Greenberg residency to mark special anniversary

October 4, 2013
Yair Horesh
Yair Horesh (Photo by Moriah Aronson ’15)

Skidmore College will mark the 10th anniversary of its Greenberg Middle East Scholar-in-Residence Program with several free public events in early October.

Launched in 2003 with support provided by Skidmore alumna Jane Greenberg, the residency annually brings to Skidmore scholars from the Department of Middle East Studies at Ben-Gurion University of the Negev. While in residence the visiting scholars – who are affiliated with either the history or government department while at Skidmore – teach, present a public lecture, and participate in the life of the College.

In honor of the 10th anniversary of the Skidmore-Ben-Gurion partnership, a special delegation of six Ben-Gurion scholars has been invited to Skidmore this fall for classroom visits, academic presentations, a public panel discussion, and opportunities over shared meals for unstructured dialogue between faculty and students. The events are themed broadly on the historical and contemporary aspects of Israel within the larger Middle East context.

“The Greenberg Scholar-in-Residence Program brings to upstate New York the perspectives of scholars who currently work and live in Israel. They share with our community their personal experiences from that land, along with their academic sensibilities and intellectual interpretations of the events and forces shaping their lives and their county. Their presence at Skidmore each fall enriches students’ global understanding and provides nuanced interpretations of a dynamic region of the world,” said Auden Thomas, director of summer academic programs at Skidmore, who coordinates the Greenberg residency.

The visit of the Ben-Gurion delegation will coincide with the residency of the fall 2013 Greenberg Scholar-in-Residence, Yair Horesh. While on campus Horesh will present a public lecture at 7:30 p.m. Monday, Oct. 7. Titled “‘Far Away from the First Sky’: Arabic Literary Writing in Western Exile,” the talk will be in Davis Auditorium, Palamountain Hall.

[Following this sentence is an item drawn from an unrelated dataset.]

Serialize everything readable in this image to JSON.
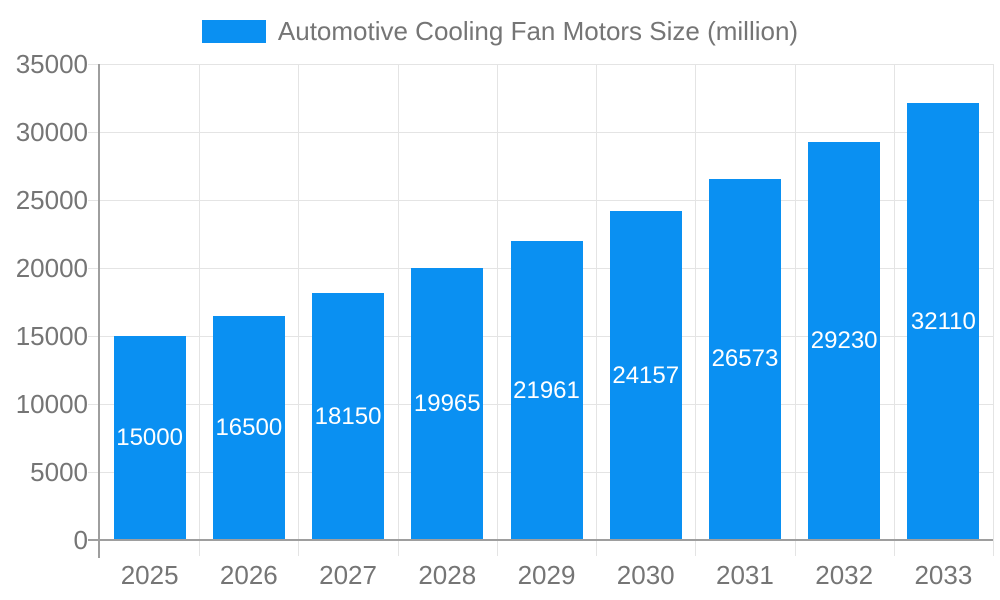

Starting with his belief that the experience of exile has been an essential generative force for Middle Eastern writers and intellectuals throughout the 20th century, Horesh will focus on the dialectic by which exiled Arab writers and intellectuals throughout the last decades have refigured and reimagined both aesthetic and geographic boundaries.

Horesh is a tenured senior lecturer and the director of the Program of Arabic Language and Culture in the Department of Middle East Studies at Ben-Gurion University. His research focuses primarily on modern Arabic literature (particularly the literature written in Western exile) and Arab intellectual thought as reflected in literary and critical works. While in residence at Skidmore, Horesh will teach a course titled “Introduction to the Modern Intellectual History of the Arab Middle East.”

Please click here for details about additional Greenberg anniversary events.

The Greenberg Middle East Scholar-in-Residence Program is under the auspices of Skidmore’s Office of the Dean of Special Programs.